Although MDMA has become a more widely used drug by those in search of feelings of emotional warmth, mental stimulation, and decreased anxiety, according to the National Institute on Drug Abuse, the use of ecstasy, or MDMA, the post-high effects can be quite the opposite. Reported undesirable effects post-MDMA use include feelings of anxiety, restlessness, irritability, sadness, aggression, and sleep disturbances (MDMA Abuse).
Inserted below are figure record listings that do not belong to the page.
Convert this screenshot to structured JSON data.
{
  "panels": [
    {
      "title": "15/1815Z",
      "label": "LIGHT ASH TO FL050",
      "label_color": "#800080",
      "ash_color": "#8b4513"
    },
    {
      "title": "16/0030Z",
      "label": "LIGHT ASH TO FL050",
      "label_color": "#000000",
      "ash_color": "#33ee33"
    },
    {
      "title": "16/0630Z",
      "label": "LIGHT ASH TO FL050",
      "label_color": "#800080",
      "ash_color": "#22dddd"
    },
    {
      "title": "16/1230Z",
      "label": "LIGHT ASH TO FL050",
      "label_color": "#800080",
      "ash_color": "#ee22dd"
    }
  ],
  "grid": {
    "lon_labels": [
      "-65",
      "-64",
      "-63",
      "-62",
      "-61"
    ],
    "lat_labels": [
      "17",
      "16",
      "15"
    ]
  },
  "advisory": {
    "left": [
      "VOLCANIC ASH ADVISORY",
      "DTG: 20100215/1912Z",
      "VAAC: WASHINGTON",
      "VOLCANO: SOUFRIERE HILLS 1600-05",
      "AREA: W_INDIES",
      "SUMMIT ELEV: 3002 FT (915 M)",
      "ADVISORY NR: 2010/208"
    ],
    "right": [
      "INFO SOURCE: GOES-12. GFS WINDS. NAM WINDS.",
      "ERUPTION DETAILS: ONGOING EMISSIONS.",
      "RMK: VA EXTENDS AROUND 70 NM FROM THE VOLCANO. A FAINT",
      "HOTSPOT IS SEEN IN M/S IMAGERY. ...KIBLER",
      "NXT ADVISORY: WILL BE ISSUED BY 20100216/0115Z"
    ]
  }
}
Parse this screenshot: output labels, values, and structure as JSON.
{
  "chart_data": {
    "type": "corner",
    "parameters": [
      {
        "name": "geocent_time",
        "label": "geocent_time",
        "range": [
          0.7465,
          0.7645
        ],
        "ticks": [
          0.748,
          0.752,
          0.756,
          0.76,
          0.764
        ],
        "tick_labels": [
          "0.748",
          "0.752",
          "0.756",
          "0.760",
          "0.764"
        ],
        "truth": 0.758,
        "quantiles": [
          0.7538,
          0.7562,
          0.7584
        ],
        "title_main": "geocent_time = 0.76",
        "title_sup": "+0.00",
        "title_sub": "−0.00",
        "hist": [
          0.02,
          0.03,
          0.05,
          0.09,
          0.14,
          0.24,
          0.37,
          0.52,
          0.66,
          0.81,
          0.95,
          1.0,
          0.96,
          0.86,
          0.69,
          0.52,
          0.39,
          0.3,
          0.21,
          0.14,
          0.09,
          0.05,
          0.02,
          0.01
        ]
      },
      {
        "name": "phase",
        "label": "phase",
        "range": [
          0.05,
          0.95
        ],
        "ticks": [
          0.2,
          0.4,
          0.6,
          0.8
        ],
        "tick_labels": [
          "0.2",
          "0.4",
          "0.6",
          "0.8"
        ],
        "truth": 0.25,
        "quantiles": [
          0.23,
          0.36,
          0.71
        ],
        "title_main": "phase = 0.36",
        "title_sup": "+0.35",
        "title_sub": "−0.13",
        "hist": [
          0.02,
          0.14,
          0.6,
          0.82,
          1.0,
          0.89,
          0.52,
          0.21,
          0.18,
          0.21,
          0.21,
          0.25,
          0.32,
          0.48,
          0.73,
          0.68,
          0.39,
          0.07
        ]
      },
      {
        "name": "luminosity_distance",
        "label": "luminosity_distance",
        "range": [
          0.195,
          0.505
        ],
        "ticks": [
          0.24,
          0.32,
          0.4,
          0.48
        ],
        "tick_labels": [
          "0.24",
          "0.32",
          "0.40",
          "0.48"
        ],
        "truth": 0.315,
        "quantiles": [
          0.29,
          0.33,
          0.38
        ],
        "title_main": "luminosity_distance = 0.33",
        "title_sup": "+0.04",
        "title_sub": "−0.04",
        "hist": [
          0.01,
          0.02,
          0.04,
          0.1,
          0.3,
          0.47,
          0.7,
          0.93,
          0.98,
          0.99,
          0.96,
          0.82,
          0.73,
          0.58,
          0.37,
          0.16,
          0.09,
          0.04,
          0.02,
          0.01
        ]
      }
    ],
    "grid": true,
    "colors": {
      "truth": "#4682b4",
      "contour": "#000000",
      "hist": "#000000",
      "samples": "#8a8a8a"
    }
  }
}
These effects that come after the use of MDMA are exactly what PTSD patients are trying to avoid and recover from. Along with MDMA, the use of marijuana also poses several threats to one’s mental state. Similar to that of ecstasy, the use of marijuana may have pleasant effects such as feelings of happiness, calmness, and sleepiness. However, according to WebMD, there are quite a few negative effects that marijuana use can have on the mind and body. Some of these consequences include paranoia, anxiety, and depression. Just like MDMA, these are the same feelings PTSD patients are attempting to relieve themselves of. Besides these short-term effects, prolonged use and then stopping use can cause sleeplessness, one of the many reasons medical marijuana users claim to need the drug for. Why would someone who is trying to decrease these negative feelings engage in an activity that will eventually intensify all of those symptoms? 

With more and more veterans coming back home to the United States with signs and symptoms of posttraumatic stress disorder, alcohol and substance abuse in veterans is an important topic that must be addressed. Soldiers suffering from severe PTSD symptoms are turning to substance abuse in attempts to find a sense of relief from the severe negative feelings being dealt with, and the memories of traumatic experiences they lived through while in combat. The men and women in discussion are America’s heroes and deserve more than to be left in the streets struggling with drug and alcohol addiction, mixed with severe nightmares and anxiety, among other PTSD symptoms. These men and women experienced and lived through traumatizing events on a daily basis, when just one of these events would be enough to give a “normal” person symptoms of PTSD. As previously explained throughout the evidence mentioned above, alcohol and drugs have a significant impact on one’s mind and body. The effects of alcohol can interfere with therapy treatment, making it more difficult for mentally wounded veterans to heal and feel a sense of normalcy after a period of such anguish. In addition, the study done by Abigail C. Angkaw and other researchers provided evidence that while alcohol use may numb some of the symptoms of PTSD, eventually one’s quality of life will diminish. Beyond alcohol abuse, there are studies which suggest that the use of drugs, including marijuana and MDMA, can potentially provide relief to veterans suffering from PTSD. Angkaw and her fellow scientist’s research is contradictory to the research of the actual effects that drugs have on the body in the long term. Researchers are now claiming that these drugs can help individuals that are suffering from PTSD, but the long term effects of each drug show that the short term benefits of MDMA and marijuana use are not realistic. The short term relief that is felt by someone after using MDMA and marijuana does not outweigh the eventual negative effects that will mimic PTSD. As proven through the evidence portrayed throughout this paper, when veterans and soldiers suffering from posttraumatic stress disorder engage in the abuse of alcohol and drugs, their recovery process will be lengthened, quality of life lowered, and health diminished.